Een terugkerend onderwerp in verschillende hoofdstukken is de manier waarop de Nederlandse overheid subsidies heeft verstrekt of juist weer introk, en welke invloed dat op het (media)kunstklimaat had. Daarbij wordt niet zozeer gekeken naar individuele kunstenaars, maar naar instellingen als MonteVideo, STEIM en IMPAKT Festival, – die op hun beurt natuurlijk weer grote invloed hadden op hoe de mediakunst zich zou kunnen presenteren en ontwikkelen. Een grote kracht van het boek is dat het een helder overzicht biedt van de verschillende factoren waardoor mediakunst zich in Nederland zo sterk heeft kunnen ontwikkelen, maar tegelijkertijd wordt gaandeweg óók helder waarom veel kunstenaars Amsterdam begonnen te verlaten en zich in Berlijn vestigden; in de Nederlandse hoofdstad was er een minder sterke traditie van commerciële galerieën en de kunstenaars moesten nu eenmaal ook hun grote studieschulden terugbetalen.

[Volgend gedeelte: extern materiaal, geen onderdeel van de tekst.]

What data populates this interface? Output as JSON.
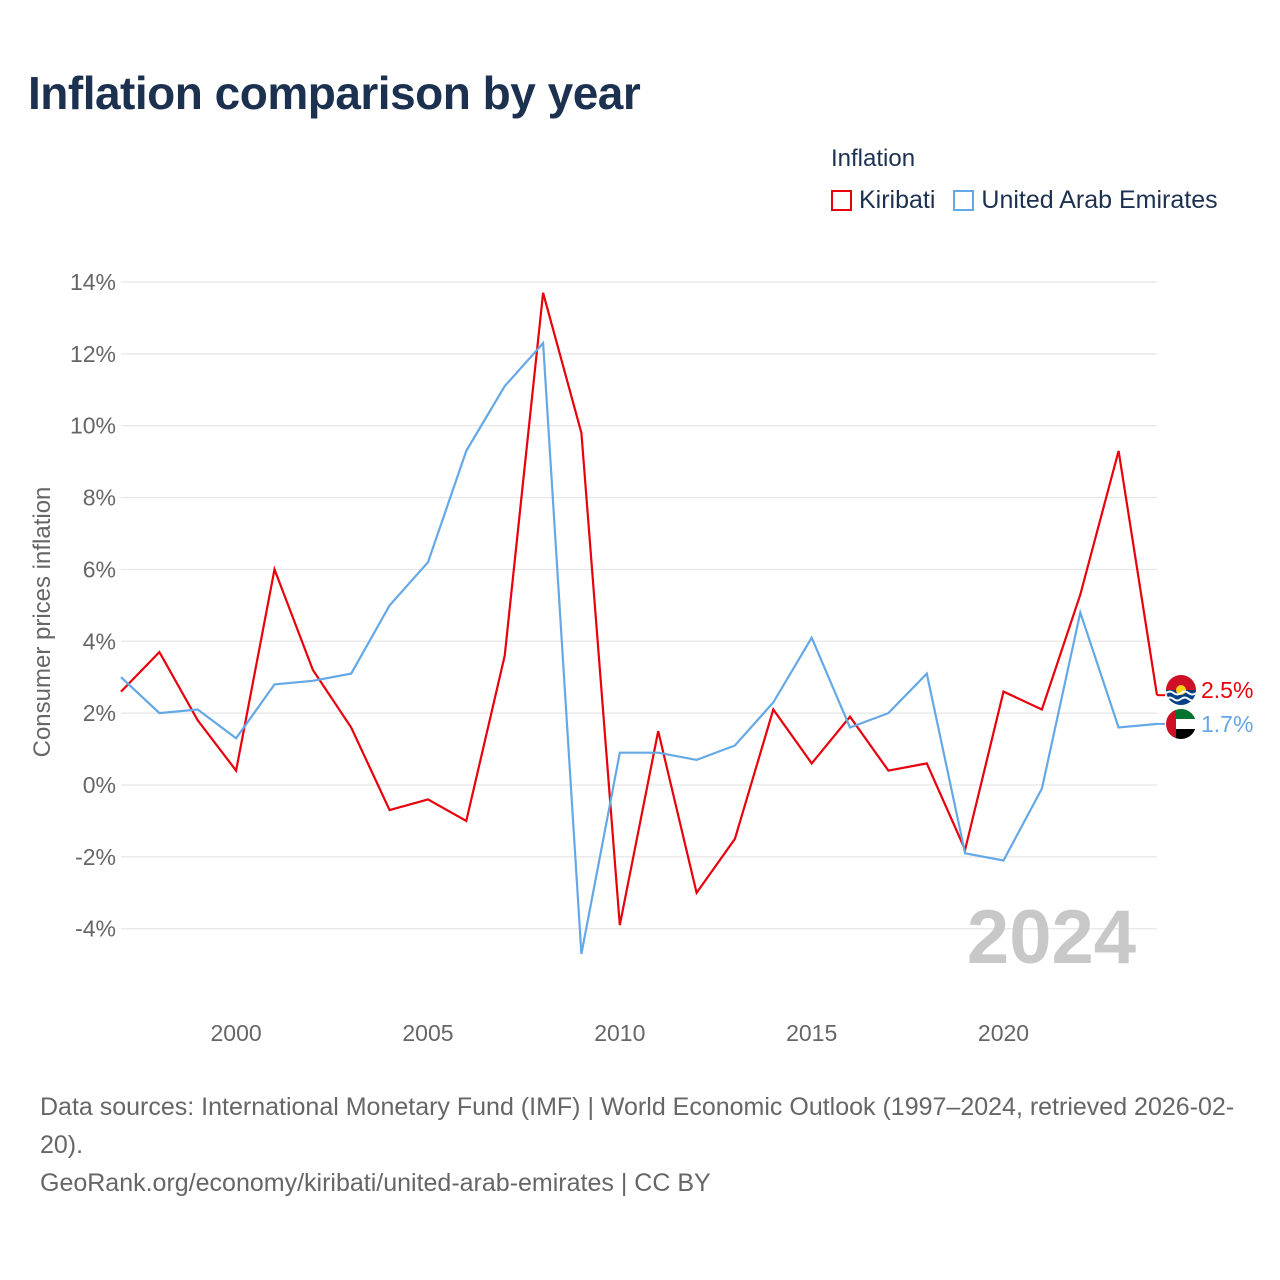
{
  "title": "Inflation comparison by year",
  "legend": {
    "title": "Inflation",
    "items": [
      {
        "label": "Kiribati",
        "color": "#e8000b"
      },
      {
        "label": "United Arab Emirates",
        "color": "#64a8e6"
      }
    ]
  },
  "watermark_year": "2024",
  "footer": {
    "line1": "Data sources: International Monetary Fund (IMF) | World Economic Outlook (1997–2024, retrieved 2026-02-20).",
    "line2": "GeoRank.org/economy/kiribati/united-arab-emirates | CC BY"
  },
  "chart_data": {
    "type": "line",
    "title": "Inflation comparison by year",
    "xlabel": "",
    "ylabel": "Consumer prices inflation",
    "ylim": [
      -5.8,
      14
    ],
    "xlim": [
      1997,
      2024
    ],
    "yticks": [
      -4,
      -2,
      0,
      2,
      4,
      6,
      8,
      10,
      12,
      14
    ],
    "ytick_labels": [
      "-4%",
      "-2%",
      "0%",
      "2%",
      "4%",
      "6%",
      "8%",
      "10%",
      "12%",
      "14%"
    ],
    "xticks": [
      2000,
      2005,
      2010,
      2015,
      2020
    ],
    "xtick_labels": [
      "2000",
      "2005",
      "2010",
      "2015",
      "2020"
    ],
    "x": [
      1997,
      1998,
      1999,
      2000,
      2001,
      2002,
      2003,
      2004,
      2005,
      2006,
      2007,
      2008,
      2009,
      2010,
      2011,
      2012,
      2013,
      2014,
      2015,
      2016,
      2017,
      2018,
      2019,
      2020,
      2021,
      2022,
      2023,
      2024
    ],
    "series": [
      {
        "name": "Kiribati",
        "color": "#e8000b",
        "end_label": "2.5%",
        "values": [
          2.6,
          3.7,
          1.8,
          0.4,
          6.0,
          3.2,
          1.6,
          -0.7,
          -0.4,
          -1.0,
          3.6,
          13.7,
          9.8,
          -3.9,
          1.5,
          -3.0,
          -1.5,
          2.1,
          0.6,
          1.9,
          0.4,
          0.6,
          -1.8,
          2.6,
          2.1,
          5.3,
          9.3,
          2.5
        ]
      },
      {
        "name": "United Arab Emirates",
        "color": "#64a8e6",
        "end_label": "1.7%",
        "values": [
          3.0,
          2.0,
          2.1,
          1.3,
          2.8,
          2.9,
          3.1,
          5.0,
          6.2,
          9.3,
          11.1,
          12.3,
          -4.7,
          0.9,
          0.9,
          0.7,
          1.1,
          2.3,
          4.1,
          1.6,
          2.0,
          3.1,
          -1.9,
          -2.1,
          -0.1,
          4.8,
          1.6,
          1.7
        ]
      }
    ],
    "grid": true
  }
}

In die zin is dit boek ook een beknopte geschiedenis van financiële situaties geworden. Een mooie tegenhanger voor de aandacht aan overheidssteun, is de in het boek terugkerende invloed van de Nederlandse krakersbeweging. Logischerwijs krijgen beide onderwerpen een prominente plaats vooraan in het boek.
Plagerig
Tegen deze achtergrond – enerzijds subsidies, anderzijds de nalatenschap van de krakers – heeft een groot aantal opmerkelijke verschijnselen en ontwikkelingen kunnen ontstaan. Voor het gemak zou je die samen ‘mediakunst’ kunnen noemen, al wordt die term regelmatig geproblematiseerd in het boek, net als begrippen als ‘videokunst’, ‘time-based media’ en ‘postinternet’. Het eerste deel heeft dan ook een toepasselijk plagerige titel meegekregen: ‘And we call it…’. Mediakunst stond aanvankelijk min of meer gelijk aan videokunst, maar werd steeds meer een begrip voor andere soorten kunst die eveneens enerzijds mét elektronische (massa)media werkten én daar tegelijkertijd kritisch tegenover stonden.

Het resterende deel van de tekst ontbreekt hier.